Assuming you’re a normal person, and not a film critic, you may never even have heard of the Bechdel Test. Named for the lesbian cartoonist Alison Bechdel, it first appeared in an underground comic called Dykes to Watch Out For in 1985, in which it was called “the rule.” “The rule” is that a movie must have at least two (named) female characters who talk to each other about something other than a man. One Bechdel character sniffed that she would go only to movies that pass this test.
Smith (very entertaingly) notes (a) the arbitrariness of the test, and (b) a lot of good movies fail the test, a lot of bad movies pass.
I don't have a "Pun Salad Rule" for movies, but now I'm going to start working on one.
■ Scott Shackford at Reason asks the musical question: Do Americans Have a Right to Know If Their Government Is Incompetent?
Actually, all sentient Americans know that already.

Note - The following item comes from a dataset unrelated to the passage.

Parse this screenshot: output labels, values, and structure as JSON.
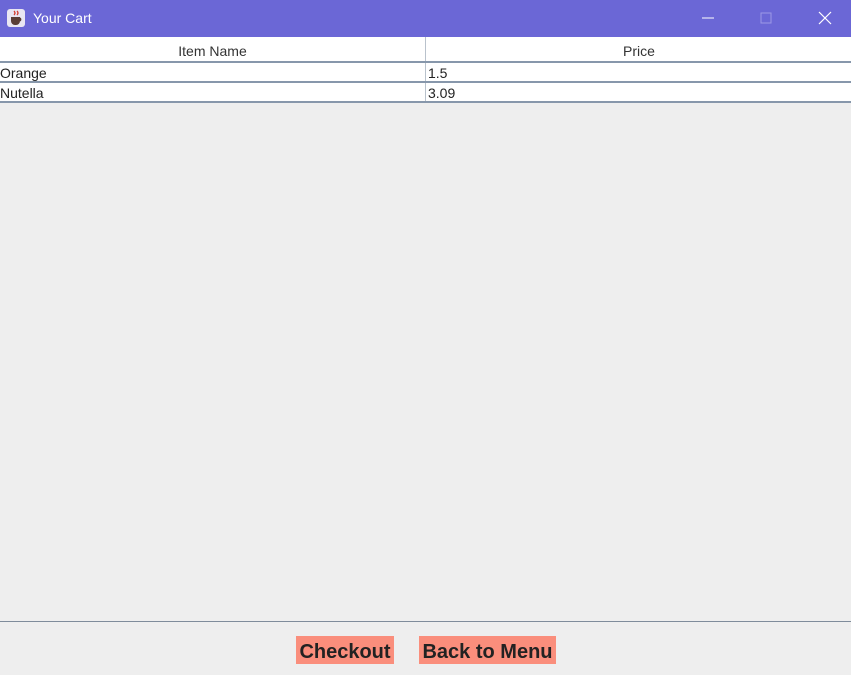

Scott means: do we have the right to know the details ASAP after any given incompetence occurs?
A new report put together by the staff of the Senate's Committee on Homeland Security and Governmental Affairs warns of an "avalanche" of leaks from President Donald Trump's administration. The report contends these leaks are threats to our country's safety and security, but we should be very wary about accepting such assertions given how little evidence the report provides.
Shackford notes that one leak describes the National Security Agency's responsibility for original authorship of security-breaching tools now used in various crimes. That's something the NSA would prefer us not to know, but (on the whole) we're better off knowing.